On touche à vrai dire avec cela au fond de la question, qui tient à la nature du régime républicain et à son emprise idéologique sur les esprits.
En se réclamant de la déclaration des droits de 1789, la République s’est posée par principe comme norme des régimes politiques, et elle a si bien réussi à le faire accroire qu’elle a rendu au moins difficilement concevable une dérive tyrannique surgie en son sein. En somme, la tyrannie, c’est pour les autres, c’est dans un ailleurs temporel ou géographique. Et sauf à ce que ces principes soient officiellement répudiés et les institutions changées, on a l’impression qu’une large part de nos contemporains ne parviendra jamais à admettre qu’un pouvoir “républicain“ puisse être fondamentalement mauvais. C’est la rançon d’une pensée qui dépersonnalise à outrance la question du pouvoir politique, et oublie que les institutions et les lois ne sont rien sans les hommes qui les font vivre – ou les corrompent.
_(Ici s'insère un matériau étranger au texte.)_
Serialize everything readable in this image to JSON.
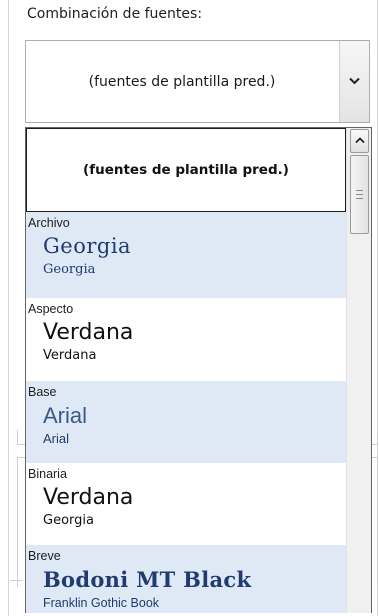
{
  "field_label": "Combinación de fuentes:",
  "combo": {
    "value": "(fuentes de plantilla pred.)",
    "dropdown_icon": "chevron-down-icon"
  },
  "list": {
    "selected_item": "(fuentes de plantilla pred.)",
    "items": [
      {
        "name": "Archivo",
        "heading_font": "Georgia",
        "body_font": "Georgia"
      },
      {
        "name": "Aspecto",
        "heading_font": "Verdana",
        "body_font": "Verdana"
      },
      {
        "name": "Base",
        "heading_font": "Arial",
        "body_font": "Arial"
      },
      {
        "name": "Binaria",
        "heading_font": "Verdana",
        "body_font": "Georgia"
      },
      {
        "name": "Breve",
        "heading_font": "Bodoni MT Black",
        "body_font": "Franklin Gothic Book"
      }
    ]
  },
  "scrollbar": {
    "up_icon": "chevron-up-icon",
    "thumb_icon": "grip-lines-icon"
  },
  "colors": {
    "alt_row": "#dfe9f6",
    "heading_serif": "#1f3b70"
  }
}
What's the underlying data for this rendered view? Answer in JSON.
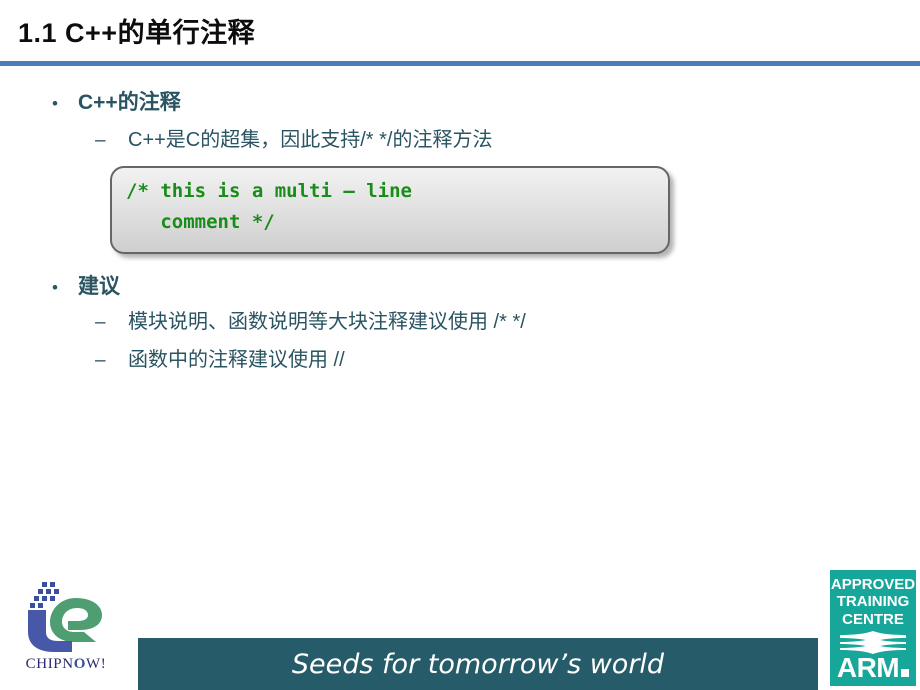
{
  "slide": {
    "title": "1.1 C++的单行注释",
    "accent_rule_color": "#4a7ebb",
    "body_text_color": "#2a5462",
    "code_text_color": "#1a8c1a",
    "banner_color": "#265c69",
    "arm_badge_color": "#17a79a"
  },
  "content": {
    "bullets": [
      {
        "marker": "•",
        "label": "C++的注释",
        "sub": [
          {
            "marker": "–",
            "label": "C++是C的超集，因此支持/* */的注释方法"
          }
        ]
      },
      {
        "marker": "•",
        "label": "建议",
        "sub": [
          {
            "marker": "–",
            "label": "模块说明、函数说明等大块注释建议使用 /* */"
          },
          {
            "marker": "–",
            "label": "函数中的注释建议使用 //"
          }
        ]
      }
    ],
    "code_block": {
      "line1": "/* this is a multi – line",
      "line2": "   comment */",
      "text": "/* this is a multi – line\n   comment */"
    }
  },
  "footer": {
    "tagline": "Seeds for tomorrow’s world",
    "chipnow_logo": {
      "wordmark_before": "CHIPN",
      "wordmark_o": "O",
      "wordmark_after": "W!"
    },
    "arm_badge": {
      "line1": "APPROVED",
      "line2": "TRAINING",
      "line3": "CENTRE",
      "brand": "ARM"
    }
  }
}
Mais il faut aller un pas plus loin encore. Si les régimes politiques modernes se présentent comme la norme politique idéale, ils n’en sont pas pour autant une réalité morale à proprement parler. Du fait que dans la théorie, il repose sur l’individu humain conçu comme naturellement asocial, et comme n’acceptant les contraintes de la vie sociale que parce qu’elles lui sont avantageuses, et non parce qu’elles sont en soi justes, l’Etat moderne revêt une dimension utilitaire et ses lois sont un perpétuel compromis entre intérêts contraires, non l’expression de la justice. Car la justice est le fait de rendre à chacun ce qui lui revient, et suppose en cela une forme de communauté naturelle. On est au contraire ici dans une pensée de la pure efficacité. Or, dans cette mesure, il devient très difficile de penser la tyrannie, dont la notion même suppose la distinction du juste et de l’injuste. C’est pourquoi du reste la notion de tyrannie, comme celle de justice, ont connu une relative éclipse dans la pensée politique moderne, qui peut seulement penser le totalitarisme, lequel revient en substance à renverser les rapports et à faire de l’individu un simple rouage de l’Etat, un moyen pour celui-ci d’asseoir son pouvoir.
Ainsi, la difficulté à désigner le tyran tient sans doute d’abord à la difficulté de penser la tyrannie. Retrouver le sens de la tyrannie, condition pour la perception aiguisée de celle-ci en situation, suppose donc de reconsidérer de manière approfondie la question politique. C’est peut-être après tout à cela que nous convie la crise actuelle, au-delà de son enjeu immédiat.
Une chose demeure certaine : la vocation d’un tyran est d’être renversé.